When restarting an HA cluster, the steps for initializing JournalNodes and NN2 can be skipped.
Start the services in the following order:
JournalNodes
NameNodes
Note Verify that the ZKFailoverController (ZKFC) process on each node is running so that one of the NameNodes can be converted to active state.
DataNodes
In a NameNode HA cluster, the following
dfs admin
command options will run only on the active NameNode:-rollEdits -setQuota -clrQuota -setSpaceQuota -clrSpaceQuota -setStoragePolicy -getStoragePolicy -finalizeUpgrade -rollingUpgrade -printTopology -allowSnapshot <snapshotDir> -disallowSnapshot <snapshotDir>
The following
dfs admin
command options will run on both the active and standby NameNodes:-safemode enter -saveNamespace -restoreFailedStorage -refreshNodes -refreshServiceAcl -refreshUserToGroupsMappings -refreshSuperUserGroupsConfiguration -refreshCallQueue -metasave -setBalancerBandwidth
The
-refresh <host:ipc_port> <key> arg1..argn
command will be sent to the corresponding host according to its command arguments.The
-fetchImage <local directory>
command attempts to identify the active NameNode through a RPC call, and then fetch the fsimage from that NameNode.
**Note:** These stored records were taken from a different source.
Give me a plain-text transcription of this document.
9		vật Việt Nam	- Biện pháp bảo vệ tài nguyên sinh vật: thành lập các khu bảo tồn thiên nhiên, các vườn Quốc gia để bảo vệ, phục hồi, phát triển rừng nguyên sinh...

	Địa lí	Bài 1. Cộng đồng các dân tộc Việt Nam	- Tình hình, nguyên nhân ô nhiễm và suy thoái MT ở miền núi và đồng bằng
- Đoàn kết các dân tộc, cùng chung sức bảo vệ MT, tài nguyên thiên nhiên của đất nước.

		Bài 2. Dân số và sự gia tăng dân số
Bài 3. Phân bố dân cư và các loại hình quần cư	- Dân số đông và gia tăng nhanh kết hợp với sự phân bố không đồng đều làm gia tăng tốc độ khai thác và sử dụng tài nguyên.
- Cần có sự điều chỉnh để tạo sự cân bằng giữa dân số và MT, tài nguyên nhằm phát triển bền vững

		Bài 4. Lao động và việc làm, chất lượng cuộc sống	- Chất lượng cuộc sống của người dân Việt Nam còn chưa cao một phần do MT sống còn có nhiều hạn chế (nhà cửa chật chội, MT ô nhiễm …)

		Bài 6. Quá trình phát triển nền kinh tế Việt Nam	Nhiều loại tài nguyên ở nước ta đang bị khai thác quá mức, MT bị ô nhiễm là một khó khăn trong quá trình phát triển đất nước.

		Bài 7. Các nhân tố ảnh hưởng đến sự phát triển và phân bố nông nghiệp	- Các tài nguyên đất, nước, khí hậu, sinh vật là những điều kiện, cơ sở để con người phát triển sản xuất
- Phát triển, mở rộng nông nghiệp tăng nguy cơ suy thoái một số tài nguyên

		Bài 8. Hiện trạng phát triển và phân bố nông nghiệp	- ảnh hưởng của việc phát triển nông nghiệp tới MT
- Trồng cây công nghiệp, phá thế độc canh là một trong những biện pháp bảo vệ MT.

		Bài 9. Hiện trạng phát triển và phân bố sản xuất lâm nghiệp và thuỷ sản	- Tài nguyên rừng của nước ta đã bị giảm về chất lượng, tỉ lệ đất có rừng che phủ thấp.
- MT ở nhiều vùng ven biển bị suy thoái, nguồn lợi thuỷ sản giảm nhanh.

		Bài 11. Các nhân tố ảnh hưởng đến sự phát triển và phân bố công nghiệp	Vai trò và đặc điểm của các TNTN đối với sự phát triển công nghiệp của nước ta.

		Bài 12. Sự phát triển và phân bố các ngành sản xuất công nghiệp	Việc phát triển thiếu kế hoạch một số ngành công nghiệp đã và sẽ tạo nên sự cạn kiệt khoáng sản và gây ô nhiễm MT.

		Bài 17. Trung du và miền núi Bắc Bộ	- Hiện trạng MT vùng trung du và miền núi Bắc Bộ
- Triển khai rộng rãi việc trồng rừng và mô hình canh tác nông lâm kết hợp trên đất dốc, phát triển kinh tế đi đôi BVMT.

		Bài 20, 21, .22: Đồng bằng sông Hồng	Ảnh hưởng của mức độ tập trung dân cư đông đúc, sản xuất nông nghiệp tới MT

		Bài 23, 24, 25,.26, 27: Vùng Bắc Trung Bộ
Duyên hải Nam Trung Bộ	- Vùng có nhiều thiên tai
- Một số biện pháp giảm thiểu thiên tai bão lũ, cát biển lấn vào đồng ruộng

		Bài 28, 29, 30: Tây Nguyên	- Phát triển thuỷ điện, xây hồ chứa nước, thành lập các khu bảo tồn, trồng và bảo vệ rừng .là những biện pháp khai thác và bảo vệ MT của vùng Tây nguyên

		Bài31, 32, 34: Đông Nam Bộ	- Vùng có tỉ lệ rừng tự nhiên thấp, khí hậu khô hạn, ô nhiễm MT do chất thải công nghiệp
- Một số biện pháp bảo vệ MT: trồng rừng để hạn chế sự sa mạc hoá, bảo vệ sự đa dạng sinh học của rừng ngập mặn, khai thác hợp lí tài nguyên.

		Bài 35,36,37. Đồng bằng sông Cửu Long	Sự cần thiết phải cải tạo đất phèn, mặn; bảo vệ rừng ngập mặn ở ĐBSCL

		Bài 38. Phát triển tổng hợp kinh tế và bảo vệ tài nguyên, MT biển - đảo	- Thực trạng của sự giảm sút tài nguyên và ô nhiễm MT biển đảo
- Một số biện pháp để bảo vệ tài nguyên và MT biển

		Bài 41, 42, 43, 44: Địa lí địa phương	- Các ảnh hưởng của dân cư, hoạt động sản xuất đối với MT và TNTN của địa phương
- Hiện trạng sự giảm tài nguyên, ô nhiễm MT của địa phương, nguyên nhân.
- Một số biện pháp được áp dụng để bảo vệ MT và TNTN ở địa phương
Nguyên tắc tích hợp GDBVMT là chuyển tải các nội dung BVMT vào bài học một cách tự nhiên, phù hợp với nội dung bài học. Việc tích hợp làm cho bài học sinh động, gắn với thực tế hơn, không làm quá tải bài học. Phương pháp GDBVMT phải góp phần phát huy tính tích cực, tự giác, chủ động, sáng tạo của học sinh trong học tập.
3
This means that usually the fsimage is retrieved from the active NameNode, but it is not guaranteed because a failover can happen between the two operations.The following
dfs admin
command options are sent to the DataNodes:-refreshNamenodes -deleteBlockPool -shutdownDatanode <datanode_host:ipc_port> upgrade -getDatanodeInfo <datanode_host:ipc_port>